第5章 血銅錢
- 陰兵借道
- 陸洵
- 3354字
- 2020-11-11 23:16:29
第五章 血銅錢
那妖孽和玉蘭均是看向我來。
只見我手中拿著一個古樸的八卦鏡,鏡子中間是銅色的,四周有黑有白,用小篆寫著八卦方位,在八卦下放刻著一個栩栩如生的道者。說實話,我是沒有用過這八卦鏡的,因為沒有仔細來看過的話是看不清這八卦鏡的鏡面上有著細微的裂痕,裂痕里似乎有著血線,聞著微微發腥,似是人血,總感覺有些邪性,這東西來歷也是不凡,是少有的我從古玩市場淘弄來的,還記得當時那一個仙風道骨的老者,攤位上只有一個拂塵,一個八卦鏡,看樣子很是疲憊,很多人去詢價都微微搖頭,當我去時,卻說與我有緣,便將這個八卦鏡以七千多塊錢的價格當做香火錢給我了,至今我還感覺慶幸。
“受死吧!”
我大喝一聲,八卦鏡持到掌心,左手已經被劃出一道傷口,鮮血抹在八卦鏡的鏡面上。
那妖孽一驚,手中已經漆黑的降魔杵橫了起來,玉蘭也是微微側身。
“happy birthday to you!happy birthday to you”
尷尬總是來的猝不及防。
這古老八卦鏡的下面竟然有一個黑色按鈕,不小心被我手掌握住時按了進去,
這古樸的八卦鏡從縫隙中傳來了西洋音樂,卻沒有那么活潑,原本感覺猙獰的血色裂紋竟然冒著歡快的紅光,很明顯里面藏著幾個LED燈泡。
“你搞什么!”
饒是玉蘭那般淡然的女人此時也河東獅吼了起來。
“MD!臭道士!你害死老子了!”我仰天怒罵道。
京城某處,一個仙風道骨的道士猛地打了個噴嚏,撓了撓頭自言自語道:“是誰在背后罵貧道!”
隨即又笑瞇瞇的招攬著眼前的一個年輕人說道:“小伙子,貧道感覺與你有緣.”
且不說那邊,此時的列車有些詭異的安靜,那妖孽也是一時半會的沒有反應過來,眼前煞有其事的八卦鏡為何傳出她聽不懂的鳥語,還以為是哪位大師的咒語。
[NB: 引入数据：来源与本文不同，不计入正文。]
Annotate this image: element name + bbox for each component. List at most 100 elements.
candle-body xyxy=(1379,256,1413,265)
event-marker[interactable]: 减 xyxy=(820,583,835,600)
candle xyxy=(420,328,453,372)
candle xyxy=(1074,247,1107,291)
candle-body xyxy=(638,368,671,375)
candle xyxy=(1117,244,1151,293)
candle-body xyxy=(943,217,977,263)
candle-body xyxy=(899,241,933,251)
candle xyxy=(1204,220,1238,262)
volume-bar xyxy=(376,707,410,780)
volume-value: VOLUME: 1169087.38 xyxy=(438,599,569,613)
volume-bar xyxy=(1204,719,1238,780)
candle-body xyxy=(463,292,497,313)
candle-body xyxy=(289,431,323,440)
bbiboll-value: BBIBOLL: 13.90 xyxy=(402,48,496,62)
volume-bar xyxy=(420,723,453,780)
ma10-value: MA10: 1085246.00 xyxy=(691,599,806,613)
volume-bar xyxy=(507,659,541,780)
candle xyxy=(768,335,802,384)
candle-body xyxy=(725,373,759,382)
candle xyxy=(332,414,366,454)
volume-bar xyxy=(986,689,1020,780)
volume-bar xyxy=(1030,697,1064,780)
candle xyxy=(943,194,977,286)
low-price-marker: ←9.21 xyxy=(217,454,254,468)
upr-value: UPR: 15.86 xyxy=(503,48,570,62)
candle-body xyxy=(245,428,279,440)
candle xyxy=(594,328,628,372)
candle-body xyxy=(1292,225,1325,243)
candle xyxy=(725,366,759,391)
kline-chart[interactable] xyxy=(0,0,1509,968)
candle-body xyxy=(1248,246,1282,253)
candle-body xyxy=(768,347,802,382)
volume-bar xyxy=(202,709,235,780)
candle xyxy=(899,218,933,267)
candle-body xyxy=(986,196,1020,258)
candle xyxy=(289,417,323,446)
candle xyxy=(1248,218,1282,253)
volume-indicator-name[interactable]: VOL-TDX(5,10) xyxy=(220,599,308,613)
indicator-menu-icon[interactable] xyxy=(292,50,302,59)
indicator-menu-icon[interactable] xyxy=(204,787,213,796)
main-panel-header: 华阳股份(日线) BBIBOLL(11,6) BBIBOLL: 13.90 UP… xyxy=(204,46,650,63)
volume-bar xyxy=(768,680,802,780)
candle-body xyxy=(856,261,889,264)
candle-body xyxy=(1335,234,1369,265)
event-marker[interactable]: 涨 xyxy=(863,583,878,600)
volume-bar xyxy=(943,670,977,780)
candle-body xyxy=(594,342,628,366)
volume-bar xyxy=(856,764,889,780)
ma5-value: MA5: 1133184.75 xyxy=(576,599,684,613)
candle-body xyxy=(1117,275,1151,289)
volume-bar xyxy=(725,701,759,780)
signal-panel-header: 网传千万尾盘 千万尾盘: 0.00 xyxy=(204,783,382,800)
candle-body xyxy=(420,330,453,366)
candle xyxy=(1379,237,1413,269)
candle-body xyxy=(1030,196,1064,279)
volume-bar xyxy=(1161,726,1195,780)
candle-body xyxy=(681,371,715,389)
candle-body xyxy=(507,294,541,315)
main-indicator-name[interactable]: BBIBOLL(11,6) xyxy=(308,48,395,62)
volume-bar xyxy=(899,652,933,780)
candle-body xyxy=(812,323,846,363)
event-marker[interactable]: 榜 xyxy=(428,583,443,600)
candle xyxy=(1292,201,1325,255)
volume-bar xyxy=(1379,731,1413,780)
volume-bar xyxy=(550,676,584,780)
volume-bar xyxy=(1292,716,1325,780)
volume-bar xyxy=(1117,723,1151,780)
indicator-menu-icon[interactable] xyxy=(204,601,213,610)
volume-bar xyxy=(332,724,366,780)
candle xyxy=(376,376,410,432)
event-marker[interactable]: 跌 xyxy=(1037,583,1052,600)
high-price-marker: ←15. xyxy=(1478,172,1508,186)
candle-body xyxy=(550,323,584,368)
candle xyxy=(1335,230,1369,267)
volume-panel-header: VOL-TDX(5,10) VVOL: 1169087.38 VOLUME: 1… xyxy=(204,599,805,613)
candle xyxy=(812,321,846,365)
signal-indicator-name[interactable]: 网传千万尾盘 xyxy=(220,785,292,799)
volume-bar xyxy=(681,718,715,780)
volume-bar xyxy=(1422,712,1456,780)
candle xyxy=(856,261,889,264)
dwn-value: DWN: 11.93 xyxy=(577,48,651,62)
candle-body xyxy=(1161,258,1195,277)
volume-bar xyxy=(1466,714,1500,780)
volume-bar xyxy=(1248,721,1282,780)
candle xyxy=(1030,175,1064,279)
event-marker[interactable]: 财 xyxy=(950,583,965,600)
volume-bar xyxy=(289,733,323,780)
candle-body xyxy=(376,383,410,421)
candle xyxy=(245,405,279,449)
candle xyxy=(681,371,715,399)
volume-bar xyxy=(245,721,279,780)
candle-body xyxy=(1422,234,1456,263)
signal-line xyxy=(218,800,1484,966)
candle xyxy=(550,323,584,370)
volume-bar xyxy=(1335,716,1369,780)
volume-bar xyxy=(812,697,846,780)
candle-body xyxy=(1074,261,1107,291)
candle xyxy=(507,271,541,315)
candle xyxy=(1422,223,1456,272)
“我要被你害死了!”玉蘭也是不指望我了,右手輕輕一揮,手心中出現了幾枚陰果來,陰果不是指的某島國變態的女陰果,也不是一種果實,傳說處女月事第一天的血,用棉布沾染,再用紅紗包裹后,晾干,傳說可以驅邪避妖,此時其手中大概就是晾干了的陰果,只見那幾枚陰果徑直的打向妖孽,砰砰幾聲響動,那妖孽竟然半步都沒退,手中黑化的降魔杵盡數擋了下來。
“別著急,等我!”
我也是冷汗直流,畢竟眼前不是玩鬧的時候,包里亂七八糟的東西不管是什么都扔出來試試,就連樂事薯片都已經被扔了出來,最后除了那黑驢蹄子將那妖孽打了個趔趄之外,竟然沒一件兒真貨。
“還有沒了?”那邊玉蘭和那妖孽打的乒乒乓乓不可開交,玉蘭也沒了往日淡然,已經狼狽不堪了。
“沒等下,還有!”
我手中從包的側面掏出一把魯班尺來。
沒錯,就是某寶上新買的那個魯班尺,這仿若是我最后一根稻草了。
“刻度?刻度怎么沒有了?”我拿出魯班尺一愣,上面的刻度竟然已經不知什么時候消失掉了。
此時玉蘭也是低擋不住哪還管我說什么,手腕輕輕一揮,就將魯班尺拿了過去,猛地向前一刷。
轟隆~
我一愣,那妖孽竟然被打飛出去,魯班尺紅光乍起,竟然如同一柄神劍一般耀眼。
“有這么好的寶貝怎么才拿出來!”玉蘭也是一愣,還以為我剛才藏寶了,惡狠狠的皺著眉說道。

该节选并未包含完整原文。